Page 43 - UNC MC Assistive Personnel Orientation Manual 2020
P. 43

Skin Care / Wound Ostomy Continence Nurse Consult Service


               Risk Factors Related to Pressure Injuries

                                   Sensory Perception
                                   • The ability to respond to pressure related discomfort.
                                   •Elderly, diabetic, sedated, etc. often won't feel pressure and may not
                                    respond  by moving.  This may possibly result in a pressure injury.



                                   Moisture
                                   •Sources of moisture could macerate skin and make it more prone to
                                    breakdown and/or fissures.
                                    • perspiration       ● urine
                                    • stool                    ● wound drainage


                                   Activity
                                   • Decreased physical activity such as being confined to bed/chair for
                                    extended periods of time) increases chance for skin breakdown.
                                   • Less activity also decreases the appetitie which increase the chance for
                                    skin breakdown.

                                   Mobility

                                   •Decreased mobility will increase the time the patient spends in the
                                    same position.
                                   •This increases pressure placed on the bony prominences where skin
                                    breakdown will most likely occur.

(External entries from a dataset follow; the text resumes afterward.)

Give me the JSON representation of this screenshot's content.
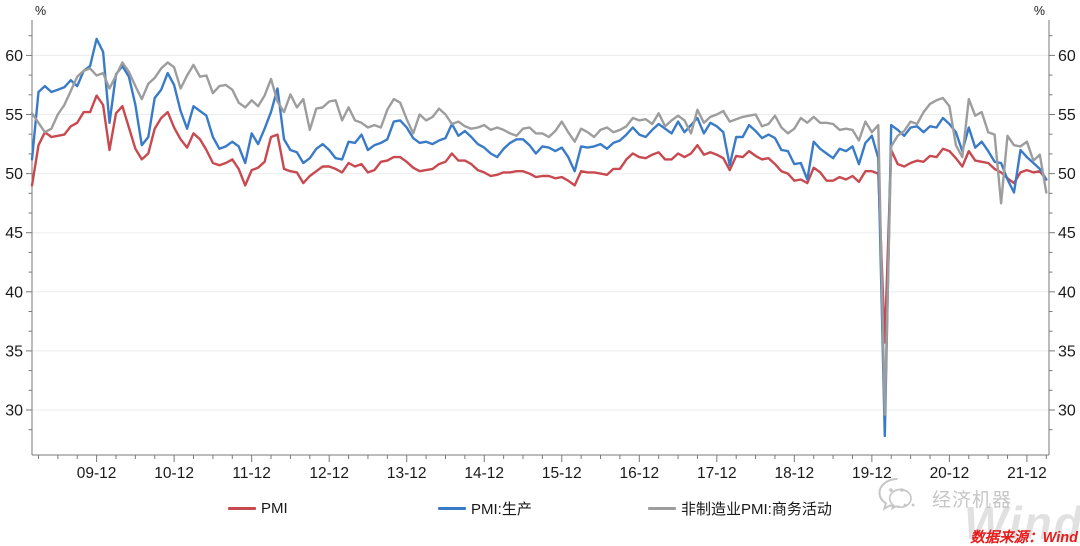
{
  "chart_data": {
    "type": "line",
    "title": "",
    "unit_label": "%",
    "x_start_month": "2009-02",
    "x_end_month": "2022-03",
    "x_tick_labels": [
      "09-12",
      "10-12",
      "11-12",
      "12-12",
      "13-12",
      "14-12",
      "15-12",
      "16-12",
      "17-12",
      "18-12",
      "19-12",
      "20-12",
      "21-12"
    ],
    "y_ticks": [
      30,
      35,
      40,
      45,
      50,
      55,
      60
    ],
    "ylim": [
      26.5,
      63.0
    ],
    "grid": "horizontal",
    "legend_position": "bottom",
    "series": [
      {
        "name": "PMI",
        "color": "#c8494f",
        "values": [
          49.0,
          52.4,
          53.5,
          53.1,
          53.2,
          53.3,
          54.0,
          54.3,
          55.2,
          55.2,
          56.6,
          55.8,
          52.0,
          55.1,
          55.7,
          53.9,
          52.1,
          51.2,
          51.7,
          53.8,
          54.7,
          55.2,
          53.9,
          52.9,
          52.2,
          53.4,
          52.9,
          52.0,
          50.9,
          50.7,
          50.9,
          51.2,
          50.4,
          49.0,
          50.3,
          50.5,
          51.0,
          53.1,
          53.3,
          50.4,
          50.2,
          50.1,
          49.2,
          49.8,
          50.2,
          50.6,
          50.6,
          50.4,
          50.1,
          50.9,
          50.6,
          50.8,
          50.1,
          50.3,
          51.0,
          51.1,
          51.4,
          51.4,
          51.0,
          50.5,
          50.2,
          50.3,
          50.4,
          50.8,
          51.0,
          51.7,
          51.1,
          51.1,
          50.8,
          50.3,
          50.1,
          49.8,
          49.9,
          50.1,
          50.1,
          50.2,
          50.2,
          50.0,
          49.7,
          49.8,
          49.8,
          49.6,
          49.7,
          49.4,
          49.0,
          50.2,
          50.1,
          50.1,
          50.0,
          49.9,
          50.4,
          50.4,
          51.2,
          51.7,
          51.4,
          51.3,
          51.6,
          51.8,
          51.2,
          51.2,
          51.7,
          51.4,
          51.7,
          52.4,
          51.6,
          51.8,
          51.6,
          51.3,
          50.3,
          51.5,
          51.4,
          51.9,
          51.5,
          51.2,
          51.3,
          50.8,
          50.2,
          50.0,
          49.4,
          49.5,
          49.2,
          50.5,
          50.1,
          49.4,
          49.4,
          49.7,
          49.5,
          49.8,
          49.3,
          50.2,
          50.2,
          50.0,
          35.7,
          52.0,
          50.8,
          50.6,
          50.9,
          51.1,
          51.0,
          51.5,
          51.4,
          52.1,
          51.9,
          51.3,
          50.6,
          51.9,
          51.1,
          51.0,
          50.9,
          50.4,
          50.1,
          49.6,
          49.2,
          50.1,
          50.3,
          50.1,
          50.2,
          49.5
        ]
      },
      {
        "name": "PMI:生产",
        "color": "#3a7bc8",
        "values": [
          51.2,
          56.9,
          57.4,
          56.9,
          57.1,
          57.3,
          57.9,
          57.4,
          58.7,
          59.1,
          61.4,
          60.3,
          54.3,
          58.4,
          59.1,
          58.2,
          55.8,
          52.4,
          53.1,
          56.4,
          57.1,
          58.5,
          57.5,
          55.3,
          53.8,
          55.7,
          55.3,
          54.9,
          53.1,
          52.1,
          52.3,
          52.7,
          52.3,
          50.9,
          53.4,
          52.5,
          53.8,
          55.2,
          57.2,
          52.9,
          52.0,
          51.8,
          50.9,
          51.3,
          52.1,
          52.5,
          52.0,
          51.3,
          51.2,
          52.7,
          52.6,
          53.3,
          52.0,
          52.4,
          52.6,
          52.9,
          54.4,
          54.5,
          53.9,
          53.0,
          52.6,
          52.7,
          52.5,
          52.8,
          53.0,
          54.2,
          53.2,
          53.6,
          53.1,
          52.5,
          52.2,
          51.7,
          51.4,
          52.1,
          52.6,
          52.9,
          52.9,
          52.4,
          51.7,
          52.3,
          52.2,
          51.9,
          52.2,
          51.4,
          50.2,
          52.3,
          52.2,
          52.3,
          52.5,
          52.1,
          52.6,
          52.8,
          53.3,
          53.9,
          53.3,
          53.1,
          53.7,
          54.2,
          53.8,
          53.4,
          54.4,
          53.5,
          54.1,
          54.7,
          53.4,
          54.3,
          54.0,
          53.5,
          50.7,
          53.1,
          53.1,
          54.1,
          53.6,
          53.0,
          53.3,
          53.0,
          52.0,
          51.9,
          50.8,
          50.9,
          49.5,
          52.7,
          52.1,
          51.7,
          51.3,
          52.1,
          51.9,
          52.3,
          50.8,
          52.6,
          53.2,
          51.3,
          27.8,
          54.1,
          53.7,
          53.2,
          53.9,
          54.0,
          53.5,
          54.0,
          53.9,
          54.7,
          54.2,
          53.5,
          51.9,
          53.9,
          52.2,
          52.7,
          51.9,
          51.0,
          50.9,
          49.5,
          48.4,
          52.0,
          51.4,
          50.9,
          50.4,
          49.5
        ]
      },
      {
        "name": "非制造业PMI:商务活动",
        "color": "#9d9d9d",
        "values": [
          55.1,
          54.3,
          53.5,
          53.8,
          55.0,
          55.8,
          57.0,
          58.2,
          58.7,
          58.9,
          58.3,
          58.5,
          57.2,
          58.3,
          59.4,
          58.6,
          57.4,
          56.3,
          57.6,
          58.1,
          58.9,
          59.4,
          59.0,
          57.2,
          58.3,
          59.2,
          58.2,
          58.3,
          56.8,
          57.4,
          57.5,
          57.1,
          56.0,
          55.6,
          56.2,
          55.7,
          56.6,
          58.0,
          56.1,
          55.2,
          56.7,
          55.6,
          56.3,
          53.7,
          55.5,
          55.6,
          56.1,
          56.2,
          54.5,
          55.6,
          54.5,
          54.3,
          53.9,
          54.1,
          53.9,
          55.4,
          56.3,
          56.0,
          54.6,
          53.4,
          55.0,
          54.5,
          54.8,
          55.5,
          55.0,
          54.2,
          54.4,
          54.0,
          53.8,
          53.9,
          54.1,
          53.7,
          53.9,
          53.7,
          53.4,
          53.2,
          53.8,
          53.9,
          53.4,
          53.4,
          53.1,
          53.6,
          54.4,
          53.5,
          52.7,
          53.8,
          53.5,
          53.1,
          53.7,
          53.9,
          53.5,
          53.7,
          54.0,
          54.7,
          54.5,
          54.6,
          54.2,
          55.1,
          54.0,
          54.5,
          54.9,
          54.5,
          53.4,
          55.4,
          54.3,
          54.8,
          55.0,
          55.3,
          54.4,
          54.6,
          54.8,
          54.9,
          55.0,
          54.0,
          54.2,
          54.9,
          53.9,
          53.4,
          53.8,
          54.7,
          54.3,
          54.8,
          54.3,
          54.3,
          54.2,
          53.7,
          53.8,
          53.7,
          52.8,
          54.4,
          53.5,
          54.1,
          29.6,
          52.3,
          53.2,
          53.6,
          54.4,
          54.2,
          55.2,
          55.9,
          56.2,
          56.4,
          55.7,
          52.4,
          51.4,
          56.3,
          54.9,
          55.2,
          53.5,
          53.3,
          47.5,
          53.2,
          52.4,
          52.3,
          52.7,
          51.1,
          51.6,
          48.4
        ]
      }
    ]
  },
  "legend": {
    "items": [
      "PMI",
      "PMI:生产",
      "非制造业PMI:商务活动"
    ]
  },
  "watermark": {
    "wechat_account": "经济机器",
    "brand": "Wind"
  },
  "source": {
    "text": "数据来源：Wind",
    "color": "#e81b1b"
  },
  "style": {
    "grid_color": "#ededed",
    "axis_color": "#7a7a7a",
    "tick_label_color": "#1a1a1a",
    "watermark_color": "#c6c6c6"
  }
}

                                   Friction and Shear
                                   •As the patient slides down in the bed both friction and shear injury
                                    occur.
                                   •Friction during moving and transferring can cause damage to the skin.


                                   Nutrition

                                   •Inadequate nutrition increases probability of skin breakdown.
                                   •Nurtitional deficits can be addressed by mouth (supplements, tube feedings or
                                    TPN.
                                       •Protein is the most important dietary factor for wound healing!


                                   Intake and Output
                                   •Accurate recording of intake and output helps to direct patient care.